When I was 15 years old, I still wanted to be a professional footballer, thought I was in love and was doing okay in my GCSEs. At the same age, Stephen Sutton was diagnosed with cancer.
My late teens were full of laughs, careless abandon, no concept of money or responsibility and ultimately good fun.
Stephen’s was full of countless hospital visits, stays and surgery as he bravely battled bowel cancer. In a bid to focus his mind against such unbearable anguish, he drew up a bucket list of 46 ‘weird and wonderful’ things he wanted to achieve before he died – everything from raising money for the Teenage Cancer Trust to learning to juggle and meeting comedian Jimmy Carr. He ended up achieving 34 of them.
Most notable of all was that fund-raising campaign which now stands at more than £3.9 million, from an initial target of £10,000. Stephen was just 19 when he passed away earlier this month.
Aside from a quite staggering sum of money raised, Stephen has left behind the most wonderful legacy, which will give his family comfort even in their darkest days.
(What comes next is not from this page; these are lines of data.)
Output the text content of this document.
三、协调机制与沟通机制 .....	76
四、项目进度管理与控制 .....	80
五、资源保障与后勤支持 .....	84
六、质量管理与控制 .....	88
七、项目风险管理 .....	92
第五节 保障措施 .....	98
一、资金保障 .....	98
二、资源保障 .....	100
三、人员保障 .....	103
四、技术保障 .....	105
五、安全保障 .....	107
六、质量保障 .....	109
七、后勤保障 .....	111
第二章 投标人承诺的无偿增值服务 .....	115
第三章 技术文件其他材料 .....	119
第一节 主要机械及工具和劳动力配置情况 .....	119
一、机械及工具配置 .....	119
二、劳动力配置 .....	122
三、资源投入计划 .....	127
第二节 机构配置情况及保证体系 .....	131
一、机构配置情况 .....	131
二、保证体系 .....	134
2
Closer to home is mother-of-one Amanda Coppins, from Bury. You can read her story elsewhere in this newspaper, but within days of being told she had terminal cancer, Amanda had asked to see me at West Suffolk Hospital to embark on a £5,000 fund-raising campaign for our Ward G1.
Amanda is just 44 but, like Stephen, wants to create a legacy for those she leaves behind – namely her daughter Grace. Grace is just nine years old.
Rather than get angry, an understandable emotion in the circumstances, Amanda is channelling her efforts into helping others. She hopes her fund-raising will show Grace that you can achieve great things no matter what, while she wants her own story to serve as a lesson for others.
As the hospital’s fund-raising manager, it is my job to support Amanda in all her efforts.
As I sat next to her hospital bed listening to the aims of this amazing woman, it was impossible not to be moved.
But as with Stephen, it is also impossible for me not to be inspired by how these incredible people – and so many others beside – handle such unfathomably grim news.
Stephen’s bucket list also included busking, going on a lads’ holiday and seeing a football match at Wembley – things most 19 year olds probably take for granted. And maybe that is what I will take from these acts of incredible bravery. A bucket list doesn’t have to be about abseiling in Australia or hiking the Himalayas. However grand or however small, it just has to bring about joy – to you and those around you.